— Леша!.. Не наступи на острый камень!.. на стекло!.. В песке так много осколков!..
И замолчала, жалкая, бледная, и губы ее дрожали. И Царь нежно, умоляюще гладил ее по непокрытой, накалившейся на высоком Солнце белокурой голове.
Скорей. Скорей в Пари.
В жестокий Пари, измучивший ее.
Выпивший из нее все силы. Все соки.
Но там любимый.
Она спасла графа — она может жить спокойно?! Все только начинается. Теперь ей надо спасти Князя. А потом она спасет самого главного в этой закулисной пьесе. В этом фарсе. Она спасет барона. Бедного барона, который не подозревает, что на каждый заговор всегда находится еще один заговор; что на всякую тайну находится еще одна, глубочайшая тайна, а на них обеих уже неведомым третьим припасено разоблачение. Разгром. И всяк, задумавший деяние, лелеющий его и приближающий, в конце времен стоит на руинах. И развалины дымятся. И спрашивает человек себя: что я сделал для того, чтобы не разрушать, а рождать?

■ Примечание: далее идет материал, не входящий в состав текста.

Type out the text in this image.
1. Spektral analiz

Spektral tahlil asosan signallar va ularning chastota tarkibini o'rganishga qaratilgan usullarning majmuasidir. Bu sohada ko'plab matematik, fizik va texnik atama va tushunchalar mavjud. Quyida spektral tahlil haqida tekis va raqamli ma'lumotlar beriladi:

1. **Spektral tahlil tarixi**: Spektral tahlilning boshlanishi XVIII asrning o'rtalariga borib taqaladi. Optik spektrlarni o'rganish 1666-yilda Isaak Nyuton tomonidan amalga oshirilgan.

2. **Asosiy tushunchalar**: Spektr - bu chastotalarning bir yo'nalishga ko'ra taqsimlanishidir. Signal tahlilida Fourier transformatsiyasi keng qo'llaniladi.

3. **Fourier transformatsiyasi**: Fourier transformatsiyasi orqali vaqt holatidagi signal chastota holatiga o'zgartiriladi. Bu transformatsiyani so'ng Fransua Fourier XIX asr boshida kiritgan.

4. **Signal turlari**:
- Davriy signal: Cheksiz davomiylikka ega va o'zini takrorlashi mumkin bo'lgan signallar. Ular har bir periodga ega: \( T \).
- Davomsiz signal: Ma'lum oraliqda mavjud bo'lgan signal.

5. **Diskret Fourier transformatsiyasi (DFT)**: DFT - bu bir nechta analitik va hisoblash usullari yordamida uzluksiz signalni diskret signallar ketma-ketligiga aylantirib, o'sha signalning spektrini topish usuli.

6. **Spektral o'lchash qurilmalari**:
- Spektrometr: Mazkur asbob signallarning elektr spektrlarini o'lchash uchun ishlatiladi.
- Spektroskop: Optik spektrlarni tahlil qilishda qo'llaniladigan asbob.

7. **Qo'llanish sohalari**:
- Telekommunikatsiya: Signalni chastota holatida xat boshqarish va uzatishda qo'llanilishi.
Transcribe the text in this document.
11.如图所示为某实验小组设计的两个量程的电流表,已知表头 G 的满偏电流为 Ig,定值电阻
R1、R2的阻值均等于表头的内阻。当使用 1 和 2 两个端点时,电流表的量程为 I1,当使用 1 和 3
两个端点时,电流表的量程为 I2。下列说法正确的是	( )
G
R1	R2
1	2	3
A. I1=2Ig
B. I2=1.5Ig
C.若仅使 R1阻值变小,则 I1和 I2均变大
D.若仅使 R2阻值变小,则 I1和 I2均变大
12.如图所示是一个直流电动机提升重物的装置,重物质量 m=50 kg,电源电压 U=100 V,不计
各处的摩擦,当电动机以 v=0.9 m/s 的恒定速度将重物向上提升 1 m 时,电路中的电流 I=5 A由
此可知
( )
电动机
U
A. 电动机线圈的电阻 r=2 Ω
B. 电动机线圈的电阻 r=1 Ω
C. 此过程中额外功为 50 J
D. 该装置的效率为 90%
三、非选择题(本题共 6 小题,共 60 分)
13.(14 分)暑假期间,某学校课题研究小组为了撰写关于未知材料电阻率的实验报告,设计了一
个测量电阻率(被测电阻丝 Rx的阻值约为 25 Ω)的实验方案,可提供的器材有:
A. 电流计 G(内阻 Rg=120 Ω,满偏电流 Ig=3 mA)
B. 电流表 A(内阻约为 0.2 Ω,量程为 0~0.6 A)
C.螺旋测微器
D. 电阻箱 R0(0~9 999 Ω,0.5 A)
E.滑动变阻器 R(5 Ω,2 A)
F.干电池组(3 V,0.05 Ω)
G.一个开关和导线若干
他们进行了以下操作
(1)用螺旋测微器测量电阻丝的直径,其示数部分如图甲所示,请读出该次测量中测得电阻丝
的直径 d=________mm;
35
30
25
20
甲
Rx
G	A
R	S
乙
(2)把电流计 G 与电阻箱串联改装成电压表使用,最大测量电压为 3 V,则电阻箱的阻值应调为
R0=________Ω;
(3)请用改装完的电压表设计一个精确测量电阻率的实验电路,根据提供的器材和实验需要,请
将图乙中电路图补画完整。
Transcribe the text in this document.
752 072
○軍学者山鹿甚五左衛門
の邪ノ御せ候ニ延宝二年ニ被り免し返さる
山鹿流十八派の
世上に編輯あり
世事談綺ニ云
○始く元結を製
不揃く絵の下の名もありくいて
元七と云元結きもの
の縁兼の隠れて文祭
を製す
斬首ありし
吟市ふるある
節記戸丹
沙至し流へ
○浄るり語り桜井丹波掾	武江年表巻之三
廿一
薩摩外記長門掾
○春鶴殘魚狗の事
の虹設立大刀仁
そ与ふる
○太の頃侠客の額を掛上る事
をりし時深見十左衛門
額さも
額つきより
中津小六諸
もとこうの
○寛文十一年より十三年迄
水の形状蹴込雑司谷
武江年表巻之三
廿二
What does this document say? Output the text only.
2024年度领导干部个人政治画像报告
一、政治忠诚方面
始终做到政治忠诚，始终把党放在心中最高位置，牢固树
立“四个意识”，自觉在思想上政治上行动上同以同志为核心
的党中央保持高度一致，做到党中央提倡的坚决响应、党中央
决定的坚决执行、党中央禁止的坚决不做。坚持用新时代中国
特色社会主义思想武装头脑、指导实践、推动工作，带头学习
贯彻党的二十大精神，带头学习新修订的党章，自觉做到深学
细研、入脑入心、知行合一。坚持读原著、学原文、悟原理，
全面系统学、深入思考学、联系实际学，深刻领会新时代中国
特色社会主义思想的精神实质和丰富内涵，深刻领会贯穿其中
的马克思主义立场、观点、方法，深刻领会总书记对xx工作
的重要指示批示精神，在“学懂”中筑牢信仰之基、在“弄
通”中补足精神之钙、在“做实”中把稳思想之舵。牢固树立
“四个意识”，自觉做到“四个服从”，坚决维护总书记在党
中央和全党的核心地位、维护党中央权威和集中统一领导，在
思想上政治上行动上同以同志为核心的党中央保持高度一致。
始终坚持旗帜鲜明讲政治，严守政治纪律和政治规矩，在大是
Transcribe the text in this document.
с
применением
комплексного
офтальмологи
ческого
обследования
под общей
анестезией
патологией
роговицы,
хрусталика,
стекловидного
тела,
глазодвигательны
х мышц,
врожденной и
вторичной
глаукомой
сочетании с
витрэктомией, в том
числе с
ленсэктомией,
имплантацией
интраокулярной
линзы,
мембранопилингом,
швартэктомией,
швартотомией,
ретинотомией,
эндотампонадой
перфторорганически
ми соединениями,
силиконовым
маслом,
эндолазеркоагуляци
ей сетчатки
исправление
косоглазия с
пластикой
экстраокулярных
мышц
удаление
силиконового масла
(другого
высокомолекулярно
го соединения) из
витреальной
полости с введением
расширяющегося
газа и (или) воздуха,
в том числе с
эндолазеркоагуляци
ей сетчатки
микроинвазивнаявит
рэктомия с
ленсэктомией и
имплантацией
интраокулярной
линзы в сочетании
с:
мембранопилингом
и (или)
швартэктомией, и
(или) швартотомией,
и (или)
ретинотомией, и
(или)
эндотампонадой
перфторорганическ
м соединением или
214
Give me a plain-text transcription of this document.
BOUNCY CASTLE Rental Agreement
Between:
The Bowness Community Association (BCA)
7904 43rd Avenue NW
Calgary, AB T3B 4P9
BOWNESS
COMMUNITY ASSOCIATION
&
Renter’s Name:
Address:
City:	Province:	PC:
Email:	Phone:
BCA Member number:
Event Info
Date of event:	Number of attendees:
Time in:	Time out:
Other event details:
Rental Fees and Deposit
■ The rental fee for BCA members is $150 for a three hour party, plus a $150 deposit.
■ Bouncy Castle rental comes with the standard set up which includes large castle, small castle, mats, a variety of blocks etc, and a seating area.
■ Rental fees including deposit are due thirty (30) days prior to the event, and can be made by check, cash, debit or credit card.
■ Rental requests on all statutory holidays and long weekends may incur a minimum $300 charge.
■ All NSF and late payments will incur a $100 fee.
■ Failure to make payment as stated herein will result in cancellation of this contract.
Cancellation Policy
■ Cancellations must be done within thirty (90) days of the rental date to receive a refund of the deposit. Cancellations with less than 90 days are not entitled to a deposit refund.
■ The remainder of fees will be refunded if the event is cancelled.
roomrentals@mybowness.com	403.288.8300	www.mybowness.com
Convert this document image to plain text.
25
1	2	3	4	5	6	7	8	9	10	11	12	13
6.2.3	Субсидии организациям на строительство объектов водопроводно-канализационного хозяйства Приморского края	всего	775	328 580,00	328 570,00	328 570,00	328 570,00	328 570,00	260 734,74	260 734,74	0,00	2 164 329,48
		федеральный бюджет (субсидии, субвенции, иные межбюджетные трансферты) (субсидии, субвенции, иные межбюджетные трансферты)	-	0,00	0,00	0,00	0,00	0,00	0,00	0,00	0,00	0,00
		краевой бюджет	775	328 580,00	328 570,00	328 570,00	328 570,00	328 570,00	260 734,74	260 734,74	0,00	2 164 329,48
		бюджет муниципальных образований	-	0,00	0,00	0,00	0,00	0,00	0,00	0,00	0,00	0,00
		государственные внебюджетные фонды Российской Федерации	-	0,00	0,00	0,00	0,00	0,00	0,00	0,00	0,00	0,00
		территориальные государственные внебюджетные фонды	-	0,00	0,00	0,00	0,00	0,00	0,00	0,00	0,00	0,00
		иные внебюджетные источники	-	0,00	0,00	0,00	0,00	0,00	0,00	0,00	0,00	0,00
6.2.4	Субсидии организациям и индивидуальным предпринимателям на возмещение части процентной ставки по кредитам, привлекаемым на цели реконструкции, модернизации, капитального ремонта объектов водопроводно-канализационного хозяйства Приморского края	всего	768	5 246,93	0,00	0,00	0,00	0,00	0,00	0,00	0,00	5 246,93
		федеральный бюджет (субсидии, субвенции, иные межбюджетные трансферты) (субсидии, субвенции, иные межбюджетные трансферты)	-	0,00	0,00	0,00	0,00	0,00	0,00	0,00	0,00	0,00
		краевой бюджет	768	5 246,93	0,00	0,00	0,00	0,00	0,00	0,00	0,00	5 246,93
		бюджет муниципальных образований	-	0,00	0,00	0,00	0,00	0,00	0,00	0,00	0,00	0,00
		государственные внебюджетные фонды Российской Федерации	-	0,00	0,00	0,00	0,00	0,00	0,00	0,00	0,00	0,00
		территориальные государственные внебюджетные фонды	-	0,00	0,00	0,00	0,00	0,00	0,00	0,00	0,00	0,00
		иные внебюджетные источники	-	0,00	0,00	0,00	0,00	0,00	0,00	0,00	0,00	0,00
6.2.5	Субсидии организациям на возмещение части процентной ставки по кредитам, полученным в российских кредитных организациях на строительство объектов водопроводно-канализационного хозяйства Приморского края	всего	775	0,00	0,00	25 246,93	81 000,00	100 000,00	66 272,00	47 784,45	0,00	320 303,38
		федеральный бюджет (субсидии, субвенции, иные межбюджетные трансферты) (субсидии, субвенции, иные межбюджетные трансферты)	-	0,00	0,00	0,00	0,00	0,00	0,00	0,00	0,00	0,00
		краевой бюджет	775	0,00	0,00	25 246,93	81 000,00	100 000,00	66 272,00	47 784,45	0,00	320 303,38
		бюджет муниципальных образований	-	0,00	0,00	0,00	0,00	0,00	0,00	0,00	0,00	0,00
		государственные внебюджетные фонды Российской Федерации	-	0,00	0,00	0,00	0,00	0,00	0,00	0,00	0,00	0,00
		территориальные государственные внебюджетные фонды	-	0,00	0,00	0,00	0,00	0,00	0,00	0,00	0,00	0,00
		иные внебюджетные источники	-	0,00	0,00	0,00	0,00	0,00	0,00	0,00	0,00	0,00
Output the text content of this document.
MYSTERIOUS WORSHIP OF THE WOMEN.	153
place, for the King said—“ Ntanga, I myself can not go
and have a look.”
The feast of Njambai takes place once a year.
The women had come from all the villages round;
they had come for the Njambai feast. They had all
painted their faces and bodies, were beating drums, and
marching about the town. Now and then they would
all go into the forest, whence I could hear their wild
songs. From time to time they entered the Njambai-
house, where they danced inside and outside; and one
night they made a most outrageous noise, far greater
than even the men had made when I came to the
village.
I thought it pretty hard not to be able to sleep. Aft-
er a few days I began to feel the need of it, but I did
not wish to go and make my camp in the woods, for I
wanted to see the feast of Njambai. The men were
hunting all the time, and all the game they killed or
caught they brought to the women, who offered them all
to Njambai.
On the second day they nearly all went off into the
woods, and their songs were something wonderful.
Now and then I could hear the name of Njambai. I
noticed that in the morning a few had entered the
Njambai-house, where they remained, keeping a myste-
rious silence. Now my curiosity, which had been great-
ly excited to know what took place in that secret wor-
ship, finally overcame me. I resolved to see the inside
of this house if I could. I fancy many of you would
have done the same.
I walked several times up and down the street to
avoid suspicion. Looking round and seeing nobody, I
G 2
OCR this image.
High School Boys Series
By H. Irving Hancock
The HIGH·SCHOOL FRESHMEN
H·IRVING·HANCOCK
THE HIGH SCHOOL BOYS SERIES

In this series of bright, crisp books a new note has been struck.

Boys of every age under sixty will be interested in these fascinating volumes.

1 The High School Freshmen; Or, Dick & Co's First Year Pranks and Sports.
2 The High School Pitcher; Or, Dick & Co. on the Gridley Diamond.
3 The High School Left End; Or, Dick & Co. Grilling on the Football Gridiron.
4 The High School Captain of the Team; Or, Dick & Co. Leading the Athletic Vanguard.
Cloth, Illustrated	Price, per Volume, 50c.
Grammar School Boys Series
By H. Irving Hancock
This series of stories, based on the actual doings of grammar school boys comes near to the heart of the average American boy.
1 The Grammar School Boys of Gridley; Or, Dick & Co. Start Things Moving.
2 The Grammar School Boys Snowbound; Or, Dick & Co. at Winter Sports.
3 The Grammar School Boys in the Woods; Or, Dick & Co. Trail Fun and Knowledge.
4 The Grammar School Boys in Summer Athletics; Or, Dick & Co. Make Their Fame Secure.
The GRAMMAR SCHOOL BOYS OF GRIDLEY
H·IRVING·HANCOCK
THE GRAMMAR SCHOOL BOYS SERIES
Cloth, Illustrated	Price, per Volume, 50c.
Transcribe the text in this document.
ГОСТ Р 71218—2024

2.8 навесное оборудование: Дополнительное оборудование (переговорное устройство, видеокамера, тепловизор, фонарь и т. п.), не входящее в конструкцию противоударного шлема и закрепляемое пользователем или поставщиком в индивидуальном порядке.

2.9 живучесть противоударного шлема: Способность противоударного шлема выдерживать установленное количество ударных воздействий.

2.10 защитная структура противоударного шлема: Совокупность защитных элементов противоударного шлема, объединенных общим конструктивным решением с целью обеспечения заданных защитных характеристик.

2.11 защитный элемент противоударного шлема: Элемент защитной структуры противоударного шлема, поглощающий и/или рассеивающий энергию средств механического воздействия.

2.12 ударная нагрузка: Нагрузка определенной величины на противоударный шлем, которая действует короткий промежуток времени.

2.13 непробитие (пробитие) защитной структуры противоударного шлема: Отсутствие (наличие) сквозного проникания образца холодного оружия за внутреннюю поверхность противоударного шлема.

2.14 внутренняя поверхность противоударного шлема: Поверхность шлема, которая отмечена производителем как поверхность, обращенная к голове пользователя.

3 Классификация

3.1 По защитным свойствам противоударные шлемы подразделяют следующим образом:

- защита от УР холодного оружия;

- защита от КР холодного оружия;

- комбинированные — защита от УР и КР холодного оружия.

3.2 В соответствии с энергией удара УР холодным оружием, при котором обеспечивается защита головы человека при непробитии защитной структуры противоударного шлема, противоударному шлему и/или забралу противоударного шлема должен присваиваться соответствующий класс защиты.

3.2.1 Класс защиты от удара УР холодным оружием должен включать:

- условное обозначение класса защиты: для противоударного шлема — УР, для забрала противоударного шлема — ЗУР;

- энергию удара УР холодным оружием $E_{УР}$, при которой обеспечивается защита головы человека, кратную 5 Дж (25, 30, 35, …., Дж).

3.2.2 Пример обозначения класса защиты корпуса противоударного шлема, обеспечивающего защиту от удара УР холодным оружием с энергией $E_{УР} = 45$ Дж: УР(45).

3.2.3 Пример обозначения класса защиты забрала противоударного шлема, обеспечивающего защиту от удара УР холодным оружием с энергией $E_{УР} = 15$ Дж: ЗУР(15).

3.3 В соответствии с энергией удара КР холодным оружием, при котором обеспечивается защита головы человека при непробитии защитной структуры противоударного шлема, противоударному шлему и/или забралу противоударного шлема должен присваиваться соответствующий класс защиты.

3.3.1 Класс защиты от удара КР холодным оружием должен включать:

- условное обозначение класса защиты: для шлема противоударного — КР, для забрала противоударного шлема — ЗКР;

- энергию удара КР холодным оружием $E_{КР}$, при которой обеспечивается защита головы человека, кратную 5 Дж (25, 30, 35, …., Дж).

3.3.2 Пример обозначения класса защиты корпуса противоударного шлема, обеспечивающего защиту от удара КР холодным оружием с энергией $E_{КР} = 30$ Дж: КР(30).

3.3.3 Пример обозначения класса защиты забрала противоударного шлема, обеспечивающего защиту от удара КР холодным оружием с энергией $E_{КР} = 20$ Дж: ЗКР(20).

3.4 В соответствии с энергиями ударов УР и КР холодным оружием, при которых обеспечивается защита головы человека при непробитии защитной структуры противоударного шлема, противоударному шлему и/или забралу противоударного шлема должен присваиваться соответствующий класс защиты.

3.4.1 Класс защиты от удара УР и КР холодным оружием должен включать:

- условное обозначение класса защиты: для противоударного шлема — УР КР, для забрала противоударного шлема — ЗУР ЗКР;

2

Барон. Мне жаль тебя. Тебе хуже всех. Убивать людей тяжело. Не приведи Господь. Я тебя вылечу. Я самонадеянна, да! Но я вылечу тебя. Как? Об этом знаю только я. Плывут промысловыми рыбами богатые и бедные времена, уходят косяками далеко в море, глубоко в океан вечной ночи. А я пока что живая Мадлен. Я не потерплю рядом с собой мертвецов. Ни ходячих, ни неподдельных.
Ты что, совсем ума лишилась, Мадленка?!..
Воскресить человека… с мертвою душой?!..
Граф — тот еще живой. Потому так все просто и получилось в Венециа. А тут… болезнь запущенная. Черкасофф расчетлив, как арифмометр. И пунктуален, как машинистка. Ляпнет на странице опечатку — поправит тут же. Он шахматист. Он видит сто позиций на сто ходов вперед. И ей надо обыграть его.
О… игрунья. Шалунья. Циркачки в цирке тоже стоят, держа в дрожащей руке горящий обруч.
И тигр прыгает.
Тигр прыгает в любом случае.
Горит огонь — погаснет — обвалится купол шапито — бросят на арену взрывчатку — завизжит в зале сумасшедшая баба, напугавшись ужаса кучи малы — заплачут дети — засвистит в свисток вольерщик — пожарные направят струю из брандспойтов прямо в усатую рыжую морду — тигр прыгает.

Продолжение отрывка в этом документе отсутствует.